A cultura do estupro e a cultura do Reino

2 comentários sobre “A cultura do estupro e a cultura do Reino”

  1. Oi, Letícia!
    Li seu texto com muita atenção e posso dizer que concordo com pelo menos 95% dele. Claro que qualquer ação sem consentimento é uma violência, não só no sexo. Claro que o estupro é repugnante, tanto penso assim que sou a favor da castração química em casos comprovados (ainda há muitas queixas falsas de estupro, para se vingar do cara) e creio que a mulher deva ser protegida, não só ela, mas a sociedade como um todo.
    Apenas esclarecendo a mensagem que quis passar com o texto é que as feministas (pelo menos a que tem aparecido nesses dias) querem se aproveitar desse caso para impor suas idéias e opiniões goela abaixo. Que não se importaram até agora (pelo menos com a mesma intensidade) se uma mulher é estuprada a cada 11 minutos, se uma mulher foi estuprada em um acampamento do MST e etc. Critico a indignação seletiva.
    Por outro lado, sou muito mais duro na crítica ao lado que “faço parte”, que são os evangélicos, que vêem cenas lamentáveis como se pudessem estar alheios à tudo isso.
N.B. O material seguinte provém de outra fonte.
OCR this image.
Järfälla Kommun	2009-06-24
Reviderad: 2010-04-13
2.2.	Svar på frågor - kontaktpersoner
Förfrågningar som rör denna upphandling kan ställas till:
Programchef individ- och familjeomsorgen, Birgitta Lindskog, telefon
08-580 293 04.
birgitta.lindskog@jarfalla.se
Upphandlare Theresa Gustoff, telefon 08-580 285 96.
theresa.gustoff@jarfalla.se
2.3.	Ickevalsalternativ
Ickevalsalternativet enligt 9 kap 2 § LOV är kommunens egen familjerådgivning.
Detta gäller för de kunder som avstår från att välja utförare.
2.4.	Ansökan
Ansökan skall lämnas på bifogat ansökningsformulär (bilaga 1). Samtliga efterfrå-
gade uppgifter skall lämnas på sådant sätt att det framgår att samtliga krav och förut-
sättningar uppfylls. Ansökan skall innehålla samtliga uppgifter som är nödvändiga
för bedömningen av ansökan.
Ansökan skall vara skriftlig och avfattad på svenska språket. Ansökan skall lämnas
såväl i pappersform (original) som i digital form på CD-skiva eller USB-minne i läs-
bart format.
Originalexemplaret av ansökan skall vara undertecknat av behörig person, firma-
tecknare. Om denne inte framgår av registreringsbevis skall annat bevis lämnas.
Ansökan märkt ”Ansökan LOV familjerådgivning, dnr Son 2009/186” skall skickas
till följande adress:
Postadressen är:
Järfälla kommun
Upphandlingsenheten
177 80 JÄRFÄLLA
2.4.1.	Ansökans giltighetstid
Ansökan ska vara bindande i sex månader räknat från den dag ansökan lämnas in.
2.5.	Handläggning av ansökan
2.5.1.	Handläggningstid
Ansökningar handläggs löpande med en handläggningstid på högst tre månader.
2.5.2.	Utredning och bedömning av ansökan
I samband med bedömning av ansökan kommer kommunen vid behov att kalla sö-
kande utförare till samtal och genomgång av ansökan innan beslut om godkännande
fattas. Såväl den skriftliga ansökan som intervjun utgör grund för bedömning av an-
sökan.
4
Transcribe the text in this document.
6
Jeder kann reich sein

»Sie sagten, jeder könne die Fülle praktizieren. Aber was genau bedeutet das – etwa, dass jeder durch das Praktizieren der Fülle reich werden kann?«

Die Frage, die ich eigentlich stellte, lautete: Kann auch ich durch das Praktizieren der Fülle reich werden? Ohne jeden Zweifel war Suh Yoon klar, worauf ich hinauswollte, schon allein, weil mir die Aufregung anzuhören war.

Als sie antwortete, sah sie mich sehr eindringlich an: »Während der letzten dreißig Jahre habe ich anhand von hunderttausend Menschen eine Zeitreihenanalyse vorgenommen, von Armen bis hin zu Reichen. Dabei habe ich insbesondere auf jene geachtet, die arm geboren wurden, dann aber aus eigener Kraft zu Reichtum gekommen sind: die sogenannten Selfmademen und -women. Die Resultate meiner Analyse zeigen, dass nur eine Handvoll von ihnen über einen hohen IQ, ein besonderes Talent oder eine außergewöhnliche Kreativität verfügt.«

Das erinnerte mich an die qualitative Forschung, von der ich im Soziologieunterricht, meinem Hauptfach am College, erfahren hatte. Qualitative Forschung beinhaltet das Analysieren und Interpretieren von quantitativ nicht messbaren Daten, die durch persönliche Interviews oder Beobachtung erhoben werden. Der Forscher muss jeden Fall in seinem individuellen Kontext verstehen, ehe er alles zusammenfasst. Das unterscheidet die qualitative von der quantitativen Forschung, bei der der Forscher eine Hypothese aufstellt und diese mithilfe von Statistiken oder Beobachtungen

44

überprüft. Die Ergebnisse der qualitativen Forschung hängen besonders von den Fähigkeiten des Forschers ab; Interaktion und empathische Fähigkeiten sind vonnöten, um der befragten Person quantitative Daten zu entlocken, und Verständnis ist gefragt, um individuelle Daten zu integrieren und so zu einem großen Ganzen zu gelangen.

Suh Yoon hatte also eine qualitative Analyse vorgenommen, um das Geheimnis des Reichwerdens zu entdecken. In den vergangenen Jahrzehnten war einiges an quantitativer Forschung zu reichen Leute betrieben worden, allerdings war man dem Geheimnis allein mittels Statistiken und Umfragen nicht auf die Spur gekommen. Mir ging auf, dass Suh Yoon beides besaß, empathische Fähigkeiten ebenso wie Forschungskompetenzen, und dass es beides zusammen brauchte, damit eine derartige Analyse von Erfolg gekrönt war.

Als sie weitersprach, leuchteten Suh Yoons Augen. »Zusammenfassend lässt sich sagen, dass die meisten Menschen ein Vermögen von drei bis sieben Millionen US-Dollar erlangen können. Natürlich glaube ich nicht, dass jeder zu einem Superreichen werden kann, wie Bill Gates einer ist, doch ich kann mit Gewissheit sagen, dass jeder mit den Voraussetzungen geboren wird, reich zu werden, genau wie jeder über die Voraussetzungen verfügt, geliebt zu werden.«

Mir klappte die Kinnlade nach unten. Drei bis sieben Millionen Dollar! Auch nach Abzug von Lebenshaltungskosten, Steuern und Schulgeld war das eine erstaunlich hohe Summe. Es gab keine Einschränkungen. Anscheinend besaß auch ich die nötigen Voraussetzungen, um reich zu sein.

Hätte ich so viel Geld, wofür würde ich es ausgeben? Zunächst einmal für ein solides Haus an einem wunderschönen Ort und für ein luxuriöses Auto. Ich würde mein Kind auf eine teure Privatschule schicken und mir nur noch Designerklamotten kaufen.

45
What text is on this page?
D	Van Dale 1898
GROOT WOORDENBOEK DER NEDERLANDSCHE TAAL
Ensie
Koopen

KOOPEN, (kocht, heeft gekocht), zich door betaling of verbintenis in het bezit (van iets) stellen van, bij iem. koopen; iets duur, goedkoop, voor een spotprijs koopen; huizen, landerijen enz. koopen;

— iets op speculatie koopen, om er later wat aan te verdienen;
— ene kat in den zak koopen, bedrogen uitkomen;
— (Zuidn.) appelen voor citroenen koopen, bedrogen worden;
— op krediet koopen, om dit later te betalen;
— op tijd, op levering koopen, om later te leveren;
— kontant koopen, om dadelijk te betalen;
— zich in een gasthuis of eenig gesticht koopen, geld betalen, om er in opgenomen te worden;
Viver como se esse mundo fosse cor de rosa e a igreja estivesse aqui só pra se fechar em suas quatro paredes.
    Critico fortemente os evangélicos que acham que ela mereceu isso e que não se comovem não só com a dor dela, mas de tantas outras que passam por situações humilhantes, como apanhar do marido, por exemplo.

    Espero que você tenha compreendido e fique a vontade para comentar sempre que achar pertinente.